– С двух сторон, стало быть, беда подкрадается? – догадался Илья Денисович. – Это мудреней, чем бывшего атамана нашего пленить да царевым слугам на суд передать.

– Степан Ефремов под себя дюже подгребал. Вот и пострадал! Вона, какой домище каменный возвел, – с железными дверьми и окнами-бойницами. А с каких благ? С нашенских войсковых! Казну на семью свою извел. Нонешний атаман – заступник Дону.

– Хоть бы сыночка нашего, Леонтия, домой возвернул, – откликнулась Устинья Филимоновна, подходя к окну, озаренному заходящим солнцем. – Вот славно! Никак вода на сбытие пошла. Плетень открылся и лестница…

Марфуша, с трудом сдерживающая зевки, с поклоном встала, подпорхнула к матери. И удивленно расширила глаза, – правда, скатывалась полая донская водица, уходила к низовьям.

– Я не зря Никитушку привел, – в очередной раз поставив опустошенную чарку на стол, признался войсковой старшина. – У меня сын, у тебя – дочка. Пара подходящая… Никит, нравится тебе Марфа? Не стесняйся, гутарь. Всем ответствуй!

Парень, низколобый, как полымем охваченный курчавенью русых волос, осклабился.

– Дюже нравится.

Данила Петрович в упор уставился на отца невесты.

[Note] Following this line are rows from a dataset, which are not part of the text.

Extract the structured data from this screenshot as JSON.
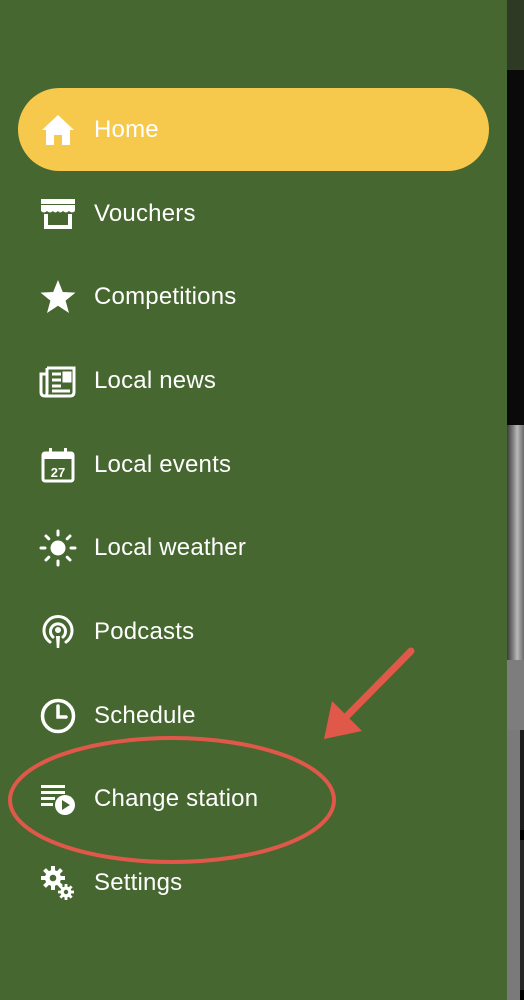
{
  "menu": {
    "items": [
      {
        "label": "Home",
        "icon": "home-icon",
        "active": true
      },
      {
        "label": "Vouchers",
        "icon": "storefront-icon"
      },
      {
        "label": "Competitions",
        "icon": "star-icon"
      },
      {
        "label": "Local news",
        "icon": "newspaper-icon"
      },
      {
        "label": "Local events",
        "icon": "calendar-icon"
      },
      {
        "label": "Local weather",
        "icon": "sun-icon"
      },
      {
        "label": "Podcasts",
        "icon": "podcast-icon"
      },
      {
        "label": "Schedule",
        "icon": "clock-icon"
      },
      {
        "label": "Change station",
        "icon": "playlist-play-icon"
      },
      {
        "label": "Settings",
        "icon": "gears-icon"
      }
    ],
    "calendar_day": "27"
  },
  "colors": {
    "drawer_bg": "#46672f",
    "active_bg": "#f6c94c",
    "text": "#ffffff",
    "annotation": "#e0584a"
  }
}
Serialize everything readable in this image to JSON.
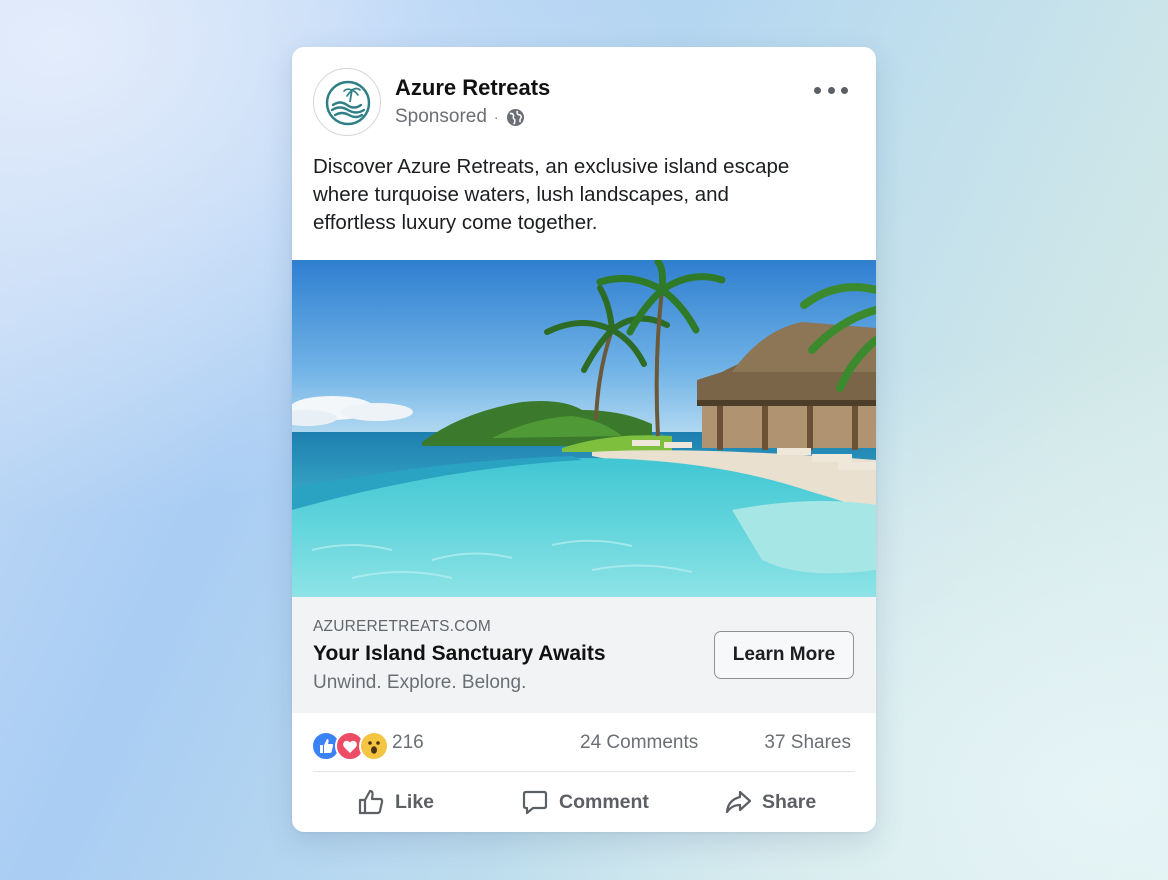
{
  "post": {
    "page_name": "Azure Retreats",
    "sponsored_label": "Sponsored",
    "separator": "·",
    "caption": "Discover Azure Retreats, an exclusive island escape where turquoise waters, lush landscapes, and effortless luxury come together.",
    "icons": [
      "azure-retreats-logo",
      "more-options-icon",
      "globe-icon"
    ]
  },
  "link_preview": {
    "domain": "AZURERETREATS.COM",
    "headline": "Your Island Sanctuary Awaits",
    "description": "Unwind. Explore. Belong.",
    "cta_label": "Learn More"
  },
  "engagement": {
    "reaction_icons": [
      "like-reaction-icon",
      "love-reaction-icon",
      "wow-reaction-icon"
    ],
    "reaction_count": "216",
    "comments": "24 Comments",
    "shares": "37 Shares"
  },
  "actions": {
    "like_label": "Like",
    "comment_label": "Comment",
    "share_label": "Share"
  },
  "colors": {
    "like": "#3b82f6",
    "love": "#ec4c66",
    "wow": "#f4c542",
    "brand_teal": "#2f7f86"
  }
}
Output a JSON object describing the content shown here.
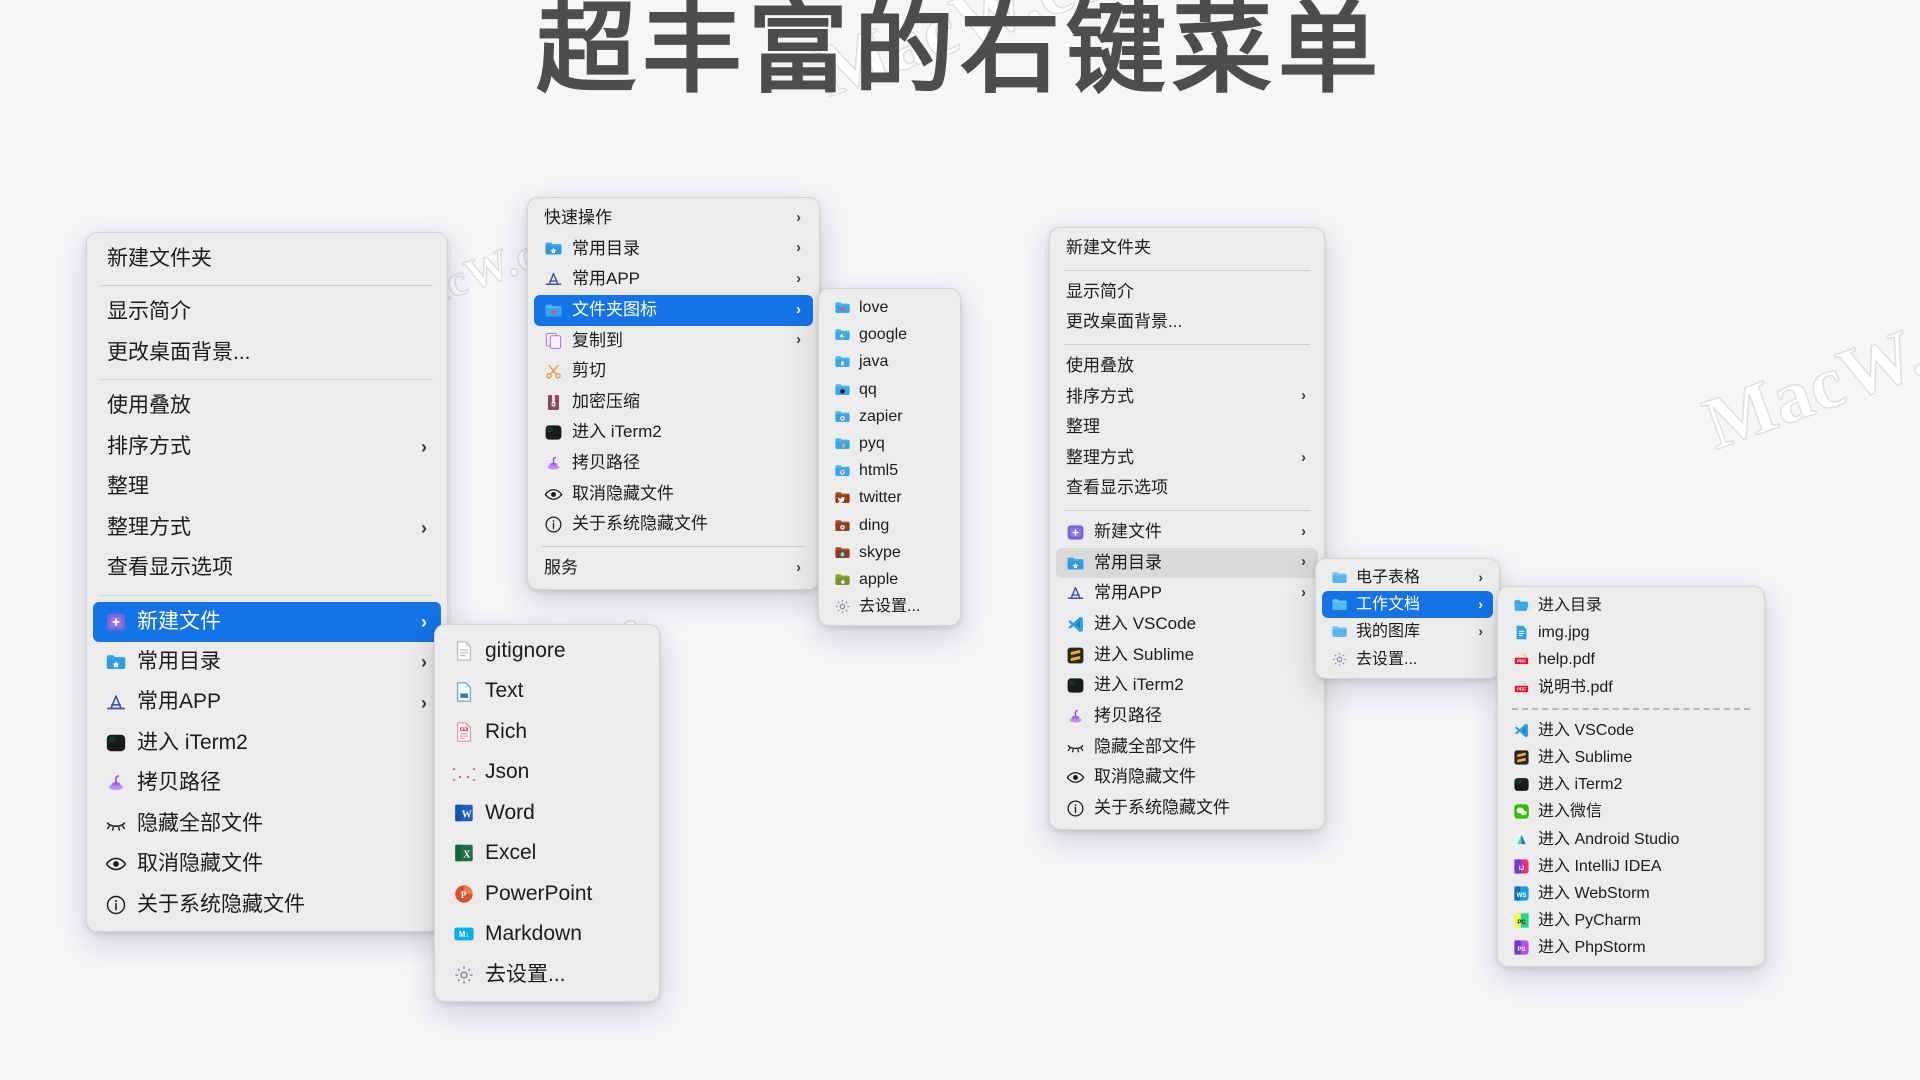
{
  "page": {
    "title": "超丰富的右键菜单",
    "background_color": "#f7f5f8",
    "accent_color": "#1473e6",
    "watermarks": [
      "MacW.com",
      "MacW.com",
      "MacW.c",
      "MacW.co"
    ]
  },
  "menu_desktop": {
    "name": "desktop-context-menu",
    "items": [
      {
        "label": "新建文件夹",
        "icon": null,
        "arrow": false,
        "state": "normal"
      },
      {
        "type": "separator"
      },
      {
        "label": "显示简介",
        "icon": null,
        "arrow": false,
        "state": "normal"
      },
      {
        "label": "更改桌面背景...",
        "icon": null,
        "arrow": false,
        "state": "normal"
      },
      {
        "type": "separator"
      },
      {
        "label": "使用叠放",
        "icon": null,
        "arrow": false,
        "state": "normal"
      },
      {
        "label": "排序方式",
        "icon": null,
        "arrow": true,
        "state": "normal"
      },
      {
        "label": "整理",
        "icon": null,
        "arrow": false,
        "state": "normal"
      },
      {
        "label": "整理方式",
        "icon": null,
        "arrow": true,
        "state": "normal"
      },
      {
        "label": "查看显示选项",
        "icon": null,
        "arrow": false,
        "state": "normal"
      },
      {
        "type": "separator"
      },
      {
        "label": "新建文件",
        "icon": "new-file-icon",
        "arrow": true,
        "state": "selected"
      },
      {
        "label": "常用目录",
        "icon": "star-folder-icon",
        "arrow": true,
        "state": "normal"
      },
      {
        "label": "常用APP",
        "icon": "appstore-icon",
        "arrow": true,
        "state": "normal"
      },
      {
        "label": "进入 iTerm2",
        "icon": "iterm2-icon",
        "arrow": false,
        "state": "normal"
      },
      {
        "label": "拷贝路径",
        "icon": "copy-path-icon",
        "arrow": false,
        "state": "normal"
      },
      {
        "label": "隐藏全部文件",
        "icon": "eye-closed-icon",
        "arrow": false,
        "state": "normal"
      },
      {
        "label": "取消隐藏文件",
        "icon": "eye-open-icon",
        "arrow": false,
        "state": "normal"
      },
      {
        "label": "关于系统隐藏文件",
        "icon": "info-icon",
        "arrow": false,
        "state": "normal"
      }
    ]
  },
  "menu_quick": {
    "name": "quick-actions-menu",
    "items": [
      {
        "label": "快速操作",
        "icon": null,
        "arrow": true,
        "state": "normal"
      },
      {
        "label": "常用目录",
        "icon": "star-folder-icon",
        "arrow": true,
        "state": "normal"
      },
      {
        "label": "常用APP",
        "icon": "appstore-icon",
        "arrow": true,
        "state": "normal"
      },
      {
        "label": "文件夹图标",
        "icon": "folder-heart-icon",
        "arrow": true,
        "state": "selected"
      },
      {
        "label": "复制到",
        "icon": "copy-to-icon",
        "arrow": true,
        "state": "normal"
      },
      {
        "label": "剪切",
        "icon": "scissors-icon",
        "arrow": false,
        "state": "normal"
      },
      {
        "label": "加密压缩",
        "icon": "zip-lock-icon",
        "arrow": false,
        "state": "normal"
      },
      {
        "label": "进入 iTerm2",
        "icon": "iterm2-icon",
        "arrow": false,
        "state": "normal"
      },
      {
        "label": "拷贝路径",
        "icon": "copy-path-icon",
        "arrow": false,
        "state": "normal"
      },
      {
        "label": "取消隐藏文件",
        "icon": "eye-open-icon",
        "arrow": false,
        "state": "normal"
      },
      {
        "label": "关于系统隐藏文件",
        "icon": "info-icon",
        "arrow": false,
        "state": "normal"
      },
      {
        "type": "separator"
      },
      {
        "label": "服务",
        "icon": null,
        "arrow": true,
        "state": "normal"
      }
    ]
  },
  "menu_folder_icons": {
    "name": "folder-icon-submenu",
    "items": [
      {
        "label": "love",
        "icon": "folder-heart-icon",
        "arrow": false,
        "state": "normal"
      },
      {
        "label": "google",
        "icon": "folder-google-icon",
        "arrow": false,
        "state": "normal"
      },
      {
        "label": "java",
        "icon": "folder-java-icon",
        "arrow": false,
        "state": "normal"
      },
      {
        "label": "qq",
        "icon": "folder-qq-icon",
        "arrow": false,
        "state": "normal"
      },
      {
        "label": "zapier",
        "icon": "folder-zapier-icon",
        "arrow": false,
        "state": "normal"
      },
      {
        "label": "pyq",
        "icon": "folder-pyq-icon",
        "arrow": false,
        "state": "normal"
      },
      {
        "label": "html5",
        "icon": "folder-html5-icon",
        "arrow": false,
        "state": "normal"
      },
      {
        "label": "twitter",
        "icon": "folder-twitter-icon",
        "arrow": false,
        "state": "normal"
      },
      {
        "label": "ding",
        "icon": "folder-ding-icon",
        "arrow": false,
        "state": "normal"
      },
      {
        "label": "skype",
        "icon": "folder-skype-icon",
        "arrow": false,
        "state": "normal"
      },
      {
        "label": "apple",
        "icon": "folder-apple-icon",
        "arrow": false,
        "state": "normal"
      },
      {
        "label": "去设置...",
        "icon": "gear-icon",
        "arrow": false,
        "state": "normal"
      }
    ]
  },
  "menu_new_file": {
    "name": "new-file-submenu",
    "items": [
      {
        "label": "gitignore",
        "icon": "gitignore-icon",
        "arrow": false,
        "state": "normal"
      },
      {
        "label": "Text",
        "icon": "text-doc-icon",
        "arrow": false,
        "state": "normal"
      },
      {
        "label": "Rich",
        "icon": "rtf-doc-icon",
        "arrow": false,
        "state": "normal"
      },
      {
        "label": "Json",
        "icon": "json-icon",
        "arrow": false,
        "state": "normal"
      },
      {
        "label": "Word",
        "icon": "word-icon",
        "arrow": false,
        "state": "normal"
      },
      {
        "label": "Excel",
        "icon": "excel-icon",
        "arrow": false,
        "state": "normal"
      },
      {
        "label": "PowerPoint",
        "icon": "powerpoint-icon",
        "arrow": false,
        "state": "normal"
      },
      {
        "label": "Markdown",
        "icon": "markdown-icon",
        "arrow": false,
        "state": "normal"
      },
      {
        "label": "去设置...",
        "icon": "gear-icon",
        "arrow": false,
        "state": "normal"
      }
    ]
  },
  "menu_desktop_2": {
    "name": "desktop-context-menu-secondary",
    "items": [
      {
        "label": "新建文件夹",
        "icon": null,
        "arrow": false,
        "state": "normal"
      },
      {
        "type": "separator"
      },
      {
        "label": "显示简介",
        "icon": null,
        "arrow": false,
        "state": "normal"
      },
      {
        "label": "更改桌面背景...",
        "icon": null,
        "arrow": false,
        "state": "normal"
      },
      {
        "type": "separator"
      },
      {
        "label": "使用叠放",
        "icon": null,
        "arrow": false,
        "state": "normal"
      },
      {
        "label": "排序方式",
        "icon": null,
        "arrow": true,
        "state": "normal"
      },
      {
        "label": "整理",
        "icon": null,
        "arrow": false,
        "state": "normal"
      },
      {
        "label": "整理方式",
        "icon": null,
        "arrow": true,
        "state": "normal"
      },
      {
        "label": "查看显示选项",
        "icon": null,
        "arrow": false,
        "state": "normal"
      },
      {
        "type": "separator"
      },
      {
        "label": "新建文件",
        "icon": "new-file-icon",
        "arrow": true,
        "state": "normal"
      },
      {
        "label": "常用目录",
        "icon": "star-folder-icon",
        "arrow": true,
        "state": "hover"
      },
      {
        "label": "常用APP",
        "icon": "appstore-icon",
        "arrow": true,
        "state": "normal"
      },
      {
        "label": "进入 VSCode",
        "icon": "vscode-icon",
        "arrow": false,
        "state": "normal"
      },
      {
        "label": "进入 Sublime",
        "icon": "sublime-icon",
        "arrow": false,
        "state": "normal"
      },
      {
        "label": "进入 iTerm2",
        "icon": "iterm2-icon",
        "arrow": false,
        "state": "normal"
      },
      {
        "label": "拷贝路径",
        "icon": "copy-path-icon",
        "arrow": false,
        "state": "normal"
      },
      {
        "label": "隐藏全部文件",
        "icon": "eye-closed-icon",
        "arrow": false,
        "state": "normal"
      },
      {
        "label": "取消隐藏文件",
        "icon": "eye-open-icon",
        "arrow": false,
        "state": "normal"
      },
      {
        "label": "关于系统隐藏文件",
        "icon": "info-icon",
        "arrow": false,
        "state": "normal"
      }
    ]
  },
  "menu_dirs": {
    "name": "favorite-dirs-submenu",
    "items": [
      {
        "label": "电子表格",
        "icon": "folder-plain-icon",
        "arrow": true,
        "state": "normal"
      },
      {
        "label": "工作文档",
        "icon": "folder-plain-icon",
        "arrow": true,
        "state": "selected"
      },
      {
        "label": "我的图库",
        "icon": "folder-plain-icon",
        "arrow": true,
        "state": "normal"
      },
      {
        "label": "去设置...",
        "icon": "gear-icon",
        "arrow": false,
        "state": "normal"
      }
    ]
  },
  "menu_dir_contents": {
    "name": "work-docs-submenu",
    "items": [
      {
        "label": "进入目录",
        "icon": "open-folder-icon",
        "arrow": false,
        "state": "normal"
      },
      {
        "label": "img.jpg",
        "icon": "image-file-icon",
        "arrow": false,
        "state": "normal"
      },
      {
        "label": "help.pdf",
        "icon": "pdf-file-icon",
        "arrow": false,
        "state": "normal"
      },
      {
        "label": "说明书.pdf",
        "icon": "pdf-file-icon",
        "arrow": false,
        "state": "normal"
      },
      {
        "type": "separator-dashed"
      },
      {
        "label": "进入 VSCode",
        "icon": "vscode-icon",
        "arrow": false,
        "state": "normal"
      },
      {
        "label": "进入 Sublime",
        "icon": "sublime-icon",
        "arrow": false,
        "state": "normal"
      },
      {
        "label": "进入 iTerm2",
        "icon": "iterm2-icon",
        "arrow": false,
        "state": "normal"
      },
      {
        "label": "进入微信",
        "icon": "wechat-icon",
        "arrow": false,
        "state": "normal"
      },
      {
        "label": "进入 Android Studio",
        "icon": "android-studio-icon",
        "arrow": false,
        "state": "normal"
      },
      {
        "label": "进入 IntelliJ IDEA",
        "icon": "intellij-idea-icon",
        "arrow": false,
        "state": "normal"
      },
      {
        "label": "进入 WebStorm",
        "icon": "webstorm-icon",
        "arrow": false,
        "state": "normal"
      },
      {
        "label": "进入 PyCharm",
        "icon": "pycharm-icon",
        "arrow": false,
        "state": "normal"
      },
      {
        "label": "进入 PhpStorm",
        "icon": "phpstorm-icon",
        "arrow": false,
        "state": "normal"
      }
    ]
  }
}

Оба были изрядно пьяны. Урядник, наконец, смекнул, что избежать прямого ответа никак не удастся. Зыркнув на дочь, пробасил:

– А ты, Марфуша?

Лицо девушки зарделось. Она потупила взор и промолвила:

– Мне и дома хорошо, батюшка!

Как ни был хмелен Илья Денисович, а углядел сверкнувшие в глазах дочери слезинки. Самолюбие взыграло: родного дитя в неволю отдавать? Вновь повернувшись к гостю, он заключил:

– Ты, сосед дорогой, знаешь, что я тебя дюже уважаю. И в чине ты мне не ровня! Но про свадьбу, мил-человек, решать станем по осени. И пост зараз, и пахота опосля подойдет, и сенокос…

– До Покрова цыган сто кобыл засекает! В мясоед этот давай свадьбу обтяпаем. Как мы с тобой порешим, так и будет! Я лично потрачусь! Сын у меня один… Ты же воевал, знаешь. Надо всё в пору: пересидишь, сам под шермицию[13] угодишь.

Но урядник, невзирая на то, что сосед величина войсковая, еще непримиримей рявкнул:

– Не неволь, Данила Петрович!

С великой обидой ушел седочубый Гревцов, с понурым видом – сын. Илья Денисович проводил их до мостков, проследил: благополучно ли доберутся до своего куреня. И, снова усевшись на галдареи, развязал кисет и вложил в ноздри по щепотке крепкого турецкого табака, присланного с оказией сыном еще в Рождественский пост.

Тихо было вокруг, лишь на дальних раскатах-бастионах брехали собаки, раздавались голоса, долетали обрывки песен. Синели неоглядные сумерки. Водная гладь уходила по донскому руслу неведомо куда, смыкаясь с небом. И в этой удивительной слитности терялось ощущение определенности, казалось, что ушли из-под ног доски, и он невесомо парит в похолодевшем вечернем воздухе. От этого стало весело и вольно. И забылось про всё на свете, – глядел урядник, как зажигаются над Черкасским городком звезды и отражаются в донской воде, в иссиня-темном зеркале. Считал их, пока не сбился, – и завел вполголоса песню про любушку-голубушку да про горькую чужбину и одинокого казака, – своего сына, Леонтия Ремезова…

5

Девлет-Гирей, окончив совет, пожелал, чтобы с ним остались в юрте Шабаз-Гирей и нурадин Муробек-Гирей. Все они связаны кровными узами.

– Если сведения, полученные от наших людей, верны, мы должны завтра выступать. Русских мало. Нас много! Едисанцы – да будь славен Аллах! – образумятся. Воины султана Абдул-Гамида ропщут. Они прибыли со мной, чтобы воевать против гяуров, а не отсиживаться за Кубанью.

– У русских грозная кавалерия. Напасть следует внезапно, – заметил младший брат Шабаз, калга, украдкой подтягивая край ноговицы.